I think I need to suggest a different look at poles and zeros because pole-zero analysis applies to impedances and admittances as well as to transfer functions.
For example, let's take the simple transfer function case of a single resistor and capacitor arranged as a low-pass filter. A signal source we shall call E1 is referenced to ground and is connected to a resistor R that goes over to an output node we shall call E2. The capacitor C is then connected from E2 to ground.

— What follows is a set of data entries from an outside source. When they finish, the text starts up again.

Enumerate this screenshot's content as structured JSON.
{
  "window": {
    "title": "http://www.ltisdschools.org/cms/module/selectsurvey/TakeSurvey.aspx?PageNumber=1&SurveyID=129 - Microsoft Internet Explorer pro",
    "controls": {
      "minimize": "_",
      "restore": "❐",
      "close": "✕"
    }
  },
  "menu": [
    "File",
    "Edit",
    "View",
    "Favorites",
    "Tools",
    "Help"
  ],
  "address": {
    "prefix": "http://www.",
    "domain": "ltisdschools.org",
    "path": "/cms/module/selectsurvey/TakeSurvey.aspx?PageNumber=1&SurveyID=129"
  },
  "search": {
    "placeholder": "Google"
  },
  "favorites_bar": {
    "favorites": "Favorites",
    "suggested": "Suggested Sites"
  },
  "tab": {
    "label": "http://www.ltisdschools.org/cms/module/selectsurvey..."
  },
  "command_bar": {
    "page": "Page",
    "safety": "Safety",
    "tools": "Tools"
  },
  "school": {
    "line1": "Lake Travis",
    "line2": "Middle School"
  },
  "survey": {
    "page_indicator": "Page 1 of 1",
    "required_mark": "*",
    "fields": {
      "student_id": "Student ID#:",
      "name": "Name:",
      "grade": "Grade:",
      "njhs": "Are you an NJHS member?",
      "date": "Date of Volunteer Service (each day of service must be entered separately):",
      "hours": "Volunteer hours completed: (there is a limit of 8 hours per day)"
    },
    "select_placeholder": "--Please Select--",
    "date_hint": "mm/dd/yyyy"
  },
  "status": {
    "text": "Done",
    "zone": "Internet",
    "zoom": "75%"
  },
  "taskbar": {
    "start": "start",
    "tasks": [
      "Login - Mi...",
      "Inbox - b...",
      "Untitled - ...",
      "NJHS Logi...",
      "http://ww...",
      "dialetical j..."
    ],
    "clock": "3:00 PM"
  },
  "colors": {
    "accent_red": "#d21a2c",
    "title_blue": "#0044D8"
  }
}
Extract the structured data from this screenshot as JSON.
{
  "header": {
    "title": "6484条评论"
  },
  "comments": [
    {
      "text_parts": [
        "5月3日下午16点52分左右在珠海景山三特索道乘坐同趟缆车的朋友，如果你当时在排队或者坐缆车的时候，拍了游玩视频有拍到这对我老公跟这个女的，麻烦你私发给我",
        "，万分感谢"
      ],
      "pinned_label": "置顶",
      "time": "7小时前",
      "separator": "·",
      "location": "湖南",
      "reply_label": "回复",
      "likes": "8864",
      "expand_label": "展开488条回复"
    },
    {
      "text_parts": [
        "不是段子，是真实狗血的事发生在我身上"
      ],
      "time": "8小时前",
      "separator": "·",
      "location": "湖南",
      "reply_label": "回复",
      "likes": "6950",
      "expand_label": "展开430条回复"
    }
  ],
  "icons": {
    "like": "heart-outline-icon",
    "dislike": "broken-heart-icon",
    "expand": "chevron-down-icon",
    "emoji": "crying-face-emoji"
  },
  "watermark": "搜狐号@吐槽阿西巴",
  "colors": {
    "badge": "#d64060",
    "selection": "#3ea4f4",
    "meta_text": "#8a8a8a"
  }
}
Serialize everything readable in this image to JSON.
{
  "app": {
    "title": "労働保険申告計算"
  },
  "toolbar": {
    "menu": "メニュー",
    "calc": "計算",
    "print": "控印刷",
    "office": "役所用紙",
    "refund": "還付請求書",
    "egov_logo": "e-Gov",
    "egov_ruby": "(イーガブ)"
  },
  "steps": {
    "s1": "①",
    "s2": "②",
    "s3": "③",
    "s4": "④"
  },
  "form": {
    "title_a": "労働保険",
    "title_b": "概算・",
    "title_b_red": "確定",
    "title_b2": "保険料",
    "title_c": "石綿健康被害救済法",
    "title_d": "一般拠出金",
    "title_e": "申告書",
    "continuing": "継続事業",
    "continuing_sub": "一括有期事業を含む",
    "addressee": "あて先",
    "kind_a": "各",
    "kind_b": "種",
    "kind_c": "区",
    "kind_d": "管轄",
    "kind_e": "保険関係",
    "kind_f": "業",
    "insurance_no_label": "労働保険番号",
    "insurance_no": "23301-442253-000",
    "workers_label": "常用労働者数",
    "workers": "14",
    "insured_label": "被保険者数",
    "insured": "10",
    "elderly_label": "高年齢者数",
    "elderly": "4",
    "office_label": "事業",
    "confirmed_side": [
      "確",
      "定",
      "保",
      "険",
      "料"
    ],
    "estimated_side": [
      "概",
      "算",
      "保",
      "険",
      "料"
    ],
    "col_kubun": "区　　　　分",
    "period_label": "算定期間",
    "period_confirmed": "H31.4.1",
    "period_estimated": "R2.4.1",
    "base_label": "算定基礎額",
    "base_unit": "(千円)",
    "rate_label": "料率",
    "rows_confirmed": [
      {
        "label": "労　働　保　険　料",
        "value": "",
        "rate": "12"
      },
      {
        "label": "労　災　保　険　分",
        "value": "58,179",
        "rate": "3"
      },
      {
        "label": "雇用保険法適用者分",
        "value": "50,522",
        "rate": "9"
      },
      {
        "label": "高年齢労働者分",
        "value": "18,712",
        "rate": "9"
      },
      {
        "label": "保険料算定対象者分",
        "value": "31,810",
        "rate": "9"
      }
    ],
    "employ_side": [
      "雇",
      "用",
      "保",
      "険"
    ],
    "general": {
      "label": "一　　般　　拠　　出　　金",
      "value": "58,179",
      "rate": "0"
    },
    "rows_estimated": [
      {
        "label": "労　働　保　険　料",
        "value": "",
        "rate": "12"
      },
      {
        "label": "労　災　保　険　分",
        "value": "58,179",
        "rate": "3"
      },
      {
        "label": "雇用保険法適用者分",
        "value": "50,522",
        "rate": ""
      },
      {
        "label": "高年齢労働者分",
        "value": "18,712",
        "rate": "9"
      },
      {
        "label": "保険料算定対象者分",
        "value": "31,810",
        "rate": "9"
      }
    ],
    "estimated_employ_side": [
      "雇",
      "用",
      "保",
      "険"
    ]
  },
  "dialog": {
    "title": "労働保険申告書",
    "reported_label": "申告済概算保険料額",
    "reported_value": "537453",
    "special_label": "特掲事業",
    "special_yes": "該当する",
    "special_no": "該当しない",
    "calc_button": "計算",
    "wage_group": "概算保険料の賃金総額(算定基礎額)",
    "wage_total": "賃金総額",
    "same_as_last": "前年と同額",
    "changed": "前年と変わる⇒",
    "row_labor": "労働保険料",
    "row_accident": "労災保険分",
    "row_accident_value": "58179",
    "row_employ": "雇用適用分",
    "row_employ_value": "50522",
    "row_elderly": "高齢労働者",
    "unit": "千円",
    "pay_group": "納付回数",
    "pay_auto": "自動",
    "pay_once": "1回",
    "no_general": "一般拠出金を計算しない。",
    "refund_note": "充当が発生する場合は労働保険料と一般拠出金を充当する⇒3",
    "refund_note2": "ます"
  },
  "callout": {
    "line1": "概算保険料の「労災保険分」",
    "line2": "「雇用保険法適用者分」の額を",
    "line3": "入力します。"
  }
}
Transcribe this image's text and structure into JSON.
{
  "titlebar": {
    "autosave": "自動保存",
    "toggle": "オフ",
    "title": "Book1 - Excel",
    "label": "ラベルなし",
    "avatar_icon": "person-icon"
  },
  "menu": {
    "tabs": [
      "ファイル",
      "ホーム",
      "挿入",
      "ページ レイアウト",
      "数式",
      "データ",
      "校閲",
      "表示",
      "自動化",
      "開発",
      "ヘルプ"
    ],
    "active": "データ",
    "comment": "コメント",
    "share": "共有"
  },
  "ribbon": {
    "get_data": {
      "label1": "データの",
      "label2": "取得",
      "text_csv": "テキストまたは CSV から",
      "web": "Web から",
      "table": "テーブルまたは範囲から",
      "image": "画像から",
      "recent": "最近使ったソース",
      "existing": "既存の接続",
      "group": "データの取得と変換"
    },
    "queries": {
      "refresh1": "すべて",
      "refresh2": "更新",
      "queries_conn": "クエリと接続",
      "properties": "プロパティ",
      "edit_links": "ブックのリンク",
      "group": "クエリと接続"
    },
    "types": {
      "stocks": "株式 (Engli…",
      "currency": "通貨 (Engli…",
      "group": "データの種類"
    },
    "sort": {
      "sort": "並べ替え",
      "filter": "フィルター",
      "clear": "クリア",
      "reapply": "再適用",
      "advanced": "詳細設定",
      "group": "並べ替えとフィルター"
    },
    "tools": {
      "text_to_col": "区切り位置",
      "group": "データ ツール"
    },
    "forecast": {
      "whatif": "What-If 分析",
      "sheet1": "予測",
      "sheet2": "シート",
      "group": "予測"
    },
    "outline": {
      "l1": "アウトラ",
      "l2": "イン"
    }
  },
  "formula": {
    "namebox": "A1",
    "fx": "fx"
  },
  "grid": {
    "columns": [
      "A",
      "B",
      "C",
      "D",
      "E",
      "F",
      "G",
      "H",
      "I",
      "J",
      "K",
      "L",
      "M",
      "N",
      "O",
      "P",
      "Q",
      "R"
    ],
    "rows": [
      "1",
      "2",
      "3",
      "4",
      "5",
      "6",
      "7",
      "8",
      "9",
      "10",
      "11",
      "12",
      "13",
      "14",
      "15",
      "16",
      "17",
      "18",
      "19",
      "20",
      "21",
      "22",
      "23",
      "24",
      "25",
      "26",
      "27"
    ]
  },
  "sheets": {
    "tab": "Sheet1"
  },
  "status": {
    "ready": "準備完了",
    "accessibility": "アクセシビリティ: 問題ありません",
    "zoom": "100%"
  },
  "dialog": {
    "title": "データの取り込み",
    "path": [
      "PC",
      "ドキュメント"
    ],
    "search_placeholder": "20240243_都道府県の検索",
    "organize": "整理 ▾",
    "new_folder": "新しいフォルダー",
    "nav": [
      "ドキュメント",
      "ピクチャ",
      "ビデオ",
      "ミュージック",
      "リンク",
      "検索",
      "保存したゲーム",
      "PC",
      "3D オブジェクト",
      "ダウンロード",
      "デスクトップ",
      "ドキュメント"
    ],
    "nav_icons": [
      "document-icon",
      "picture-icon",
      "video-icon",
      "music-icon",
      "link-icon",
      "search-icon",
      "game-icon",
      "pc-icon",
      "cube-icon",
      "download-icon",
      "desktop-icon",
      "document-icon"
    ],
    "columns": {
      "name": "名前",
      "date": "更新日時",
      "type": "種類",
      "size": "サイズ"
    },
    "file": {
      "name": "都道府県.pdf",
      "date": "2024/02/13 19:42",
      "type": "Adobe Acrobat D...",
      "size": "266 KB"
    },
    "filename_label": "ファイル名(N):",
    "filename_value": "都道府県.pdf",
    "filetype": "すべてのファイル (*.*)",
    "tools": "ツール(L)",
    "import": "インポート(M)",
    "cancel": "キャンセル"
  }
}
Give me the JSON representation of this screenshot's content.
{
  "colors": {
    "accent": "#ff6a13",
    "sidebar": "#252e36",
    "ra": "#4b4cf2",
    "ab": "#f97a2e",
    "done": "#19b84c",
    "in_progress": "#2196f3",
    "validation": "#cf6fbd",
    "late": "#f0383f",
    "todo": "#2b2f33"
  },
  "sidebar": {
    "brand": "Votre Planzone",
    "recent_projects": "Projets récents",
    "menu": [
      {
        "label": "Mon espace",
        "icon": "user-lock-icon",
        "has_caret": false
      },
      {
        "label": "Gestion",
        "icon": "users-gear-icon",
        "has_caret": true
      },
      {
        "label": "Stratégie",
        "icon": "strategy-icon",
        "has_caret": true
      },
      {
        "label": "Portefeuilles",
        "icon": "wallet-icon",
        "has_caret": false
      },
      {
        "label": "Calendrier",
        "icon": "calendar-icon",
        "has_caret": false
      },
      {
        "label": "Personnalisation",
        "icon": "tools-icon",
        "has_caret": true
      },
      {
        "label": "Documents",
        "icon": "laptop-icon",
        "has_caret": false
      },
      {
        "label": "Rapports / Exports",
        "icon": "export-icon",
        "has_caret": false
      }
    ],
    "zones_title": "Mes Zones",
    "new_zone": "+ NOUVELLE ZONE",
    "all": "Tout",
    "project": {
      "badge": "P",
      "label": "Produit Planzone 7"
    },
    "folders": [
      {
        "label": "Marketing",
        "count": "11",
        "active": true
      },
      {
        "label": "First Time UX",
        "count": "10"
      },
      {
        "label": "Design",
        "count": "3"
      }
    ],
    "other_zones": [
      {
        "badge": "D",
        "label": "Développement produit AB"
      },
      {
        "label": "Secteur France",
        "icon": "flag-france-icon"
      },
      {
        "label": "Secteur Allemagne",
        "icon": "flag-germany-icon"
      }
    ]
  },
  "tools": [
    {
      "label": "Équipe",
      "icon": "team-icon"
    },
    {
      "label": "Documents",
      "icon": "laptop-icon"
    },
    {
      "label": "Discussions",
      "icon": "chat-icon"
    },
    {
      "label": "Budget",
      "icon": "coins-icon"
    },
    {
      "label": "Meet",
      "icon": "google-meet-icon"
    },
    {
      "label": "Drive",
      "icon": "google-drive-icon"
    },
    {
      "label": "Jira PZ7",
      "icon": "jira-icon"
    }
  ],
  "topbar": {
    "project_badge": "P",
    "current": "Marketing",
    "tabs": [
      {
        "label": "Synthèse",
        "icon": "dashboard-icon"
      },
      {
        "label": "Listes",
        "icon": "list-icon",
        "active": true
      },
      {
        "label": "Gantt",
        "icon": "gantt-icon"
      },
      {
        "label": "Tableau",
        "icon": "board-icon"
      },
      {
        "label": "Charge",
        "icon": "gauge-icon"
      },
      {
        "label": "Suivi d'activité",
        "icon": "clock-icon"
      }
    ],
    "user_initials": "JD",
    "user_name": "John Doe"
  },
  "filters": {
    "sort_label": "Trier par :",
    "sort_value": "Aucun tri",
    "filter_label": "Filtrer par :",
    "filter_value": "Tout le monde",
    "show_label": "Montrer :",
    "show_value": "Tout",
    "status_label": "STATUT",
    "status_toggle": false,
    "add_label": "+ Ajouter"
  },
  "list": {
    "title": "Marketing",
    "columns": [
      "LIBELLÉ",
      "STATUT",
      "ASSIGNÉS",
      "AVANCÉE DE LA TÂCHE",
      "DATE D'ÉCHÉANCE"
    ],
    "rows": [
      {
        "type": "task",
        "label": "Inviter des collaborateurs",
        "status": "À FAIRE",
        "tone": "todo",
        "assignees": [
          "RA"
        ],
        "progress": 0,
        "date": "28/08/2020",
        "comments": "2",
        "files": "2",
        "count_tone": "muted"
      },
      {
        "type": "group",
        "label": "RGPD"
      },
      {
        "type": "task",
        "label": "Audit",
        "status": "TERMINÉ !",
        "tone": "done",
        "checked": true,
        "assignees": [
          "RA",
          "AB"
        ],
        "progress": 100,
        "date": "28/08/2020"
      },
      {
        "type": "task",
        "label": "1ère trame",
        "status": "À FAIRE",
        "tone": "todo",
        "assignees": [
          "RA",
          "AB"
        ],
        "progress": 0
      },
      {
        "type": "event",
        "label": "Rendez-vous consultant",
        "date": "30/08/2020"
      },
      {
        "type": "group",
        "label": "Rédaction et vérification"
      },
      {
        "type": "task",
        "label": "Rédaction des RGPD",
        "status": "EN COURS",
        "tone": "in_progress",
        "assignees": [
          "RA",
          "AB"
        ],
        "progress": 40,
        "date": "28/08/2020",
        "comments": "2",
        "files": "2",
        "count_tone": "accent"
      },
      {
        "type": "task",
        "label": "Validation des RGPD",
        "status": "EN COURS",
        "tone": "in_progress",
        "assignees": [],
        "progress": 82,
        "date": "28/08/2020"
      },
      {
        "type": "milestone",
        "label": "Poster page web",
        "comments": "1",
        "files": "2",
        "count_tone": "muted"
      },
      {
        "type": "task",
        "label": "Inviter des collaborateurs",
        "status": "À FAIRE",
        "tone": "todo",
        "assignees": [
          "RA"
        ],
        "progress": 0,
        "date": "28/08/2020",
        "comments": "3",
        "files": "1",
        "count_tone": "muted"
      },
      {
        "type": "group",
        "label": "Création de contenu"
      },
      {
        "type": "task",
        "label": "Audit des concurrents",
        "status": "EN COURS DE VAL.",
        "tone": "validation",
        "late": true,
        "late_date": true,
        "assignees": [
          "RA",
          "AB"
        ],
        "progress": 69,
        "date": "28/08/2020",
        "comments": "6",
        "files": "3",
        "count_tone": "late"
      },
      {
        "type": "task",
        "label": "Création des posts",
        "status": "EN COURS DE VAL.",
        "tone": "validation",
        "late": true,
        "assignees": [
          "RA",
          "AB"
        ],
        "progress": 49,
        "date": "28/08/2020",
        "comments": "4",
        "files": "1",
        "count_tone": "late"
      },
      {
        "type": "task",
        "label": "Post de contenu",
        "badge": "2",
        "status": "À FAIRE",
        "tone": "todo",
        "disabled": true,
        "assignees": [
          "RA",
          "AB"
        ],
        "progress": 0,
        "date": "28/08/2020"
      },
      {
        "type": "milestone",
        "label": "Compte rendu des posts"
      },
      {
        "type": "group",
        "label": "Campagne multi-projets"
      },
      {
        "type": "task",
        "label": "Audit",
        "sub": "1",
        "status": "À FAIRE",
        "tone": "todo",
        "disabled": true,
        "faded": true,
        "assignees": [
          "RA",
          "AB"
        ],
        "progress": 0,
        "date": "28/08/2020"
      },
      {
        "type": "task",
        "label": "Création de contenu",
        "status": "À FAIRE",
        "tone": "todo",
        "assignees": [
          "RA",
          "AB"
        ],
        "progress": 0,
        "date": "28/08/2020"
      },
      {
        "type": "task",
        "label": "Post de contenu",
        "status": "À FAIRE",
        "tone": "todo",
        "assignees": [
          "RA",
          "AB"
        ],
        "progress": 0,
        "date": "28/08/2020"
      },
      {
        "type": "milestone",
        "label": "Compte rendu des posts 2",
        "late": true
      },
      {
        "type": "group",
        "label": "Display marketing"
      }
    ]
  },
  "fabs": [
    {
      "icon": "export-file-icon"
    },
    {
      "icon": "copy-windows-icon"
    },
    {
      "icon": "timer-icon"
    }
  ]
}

We use the notation S = sigma + j * W in which we mean that a "frequency" is not just a scalar value, but a vector value. The "sigma" part is the real part of that vector value while the "W" part (We call this omega, but I don't have the Greek letter available on the keyboard.) is equal to 2 * pi * F. The term "pi" is 3.14159265..., the term "F" is the thing we commonly understand as frequency in cycles per second, or in Hertz (Hz), and the term "j" is the square-root of minus one.
Okay, then. If we have a sinusoidal source from E1, the sigma part of the E1's output is zero. Thus, we can write the transfer function of this lowpass filter in terms of the "S" parameter as follows:
The impedance value of the resistor is simply R. We write the impedance value of the capacitor as 1/( j * W * C), or more conveniently, 1 / ( S * C ).
Just like with a voltage divider, the transfer function is given as:
H(S) = ( 1 / ( S * C ) ) / ( R + ( 1 / ( S * C ) ) = 1 / ( 1 + S * R * C )
Then, in terms of frequency, this comes to H( j W ) = 1 / ( 1 + j * W * R * C ).
In terms of magnitude:
H ( W ) = 1 / Sqrt ( 1 + ( W * R * C ) ^2 ) = 1 / Sqrt ( 1 + ( 2 * pi * F * R * C ) ^2 ) .
Note here that there is no frequency, F, in Hz at which the denominator of this transfer function becomes zero. Therefore, the transfer function itself can never become infinitity for any F. Instead, the denominator is a vector sum whose numerical value is always well behaved.
Enough for the moment?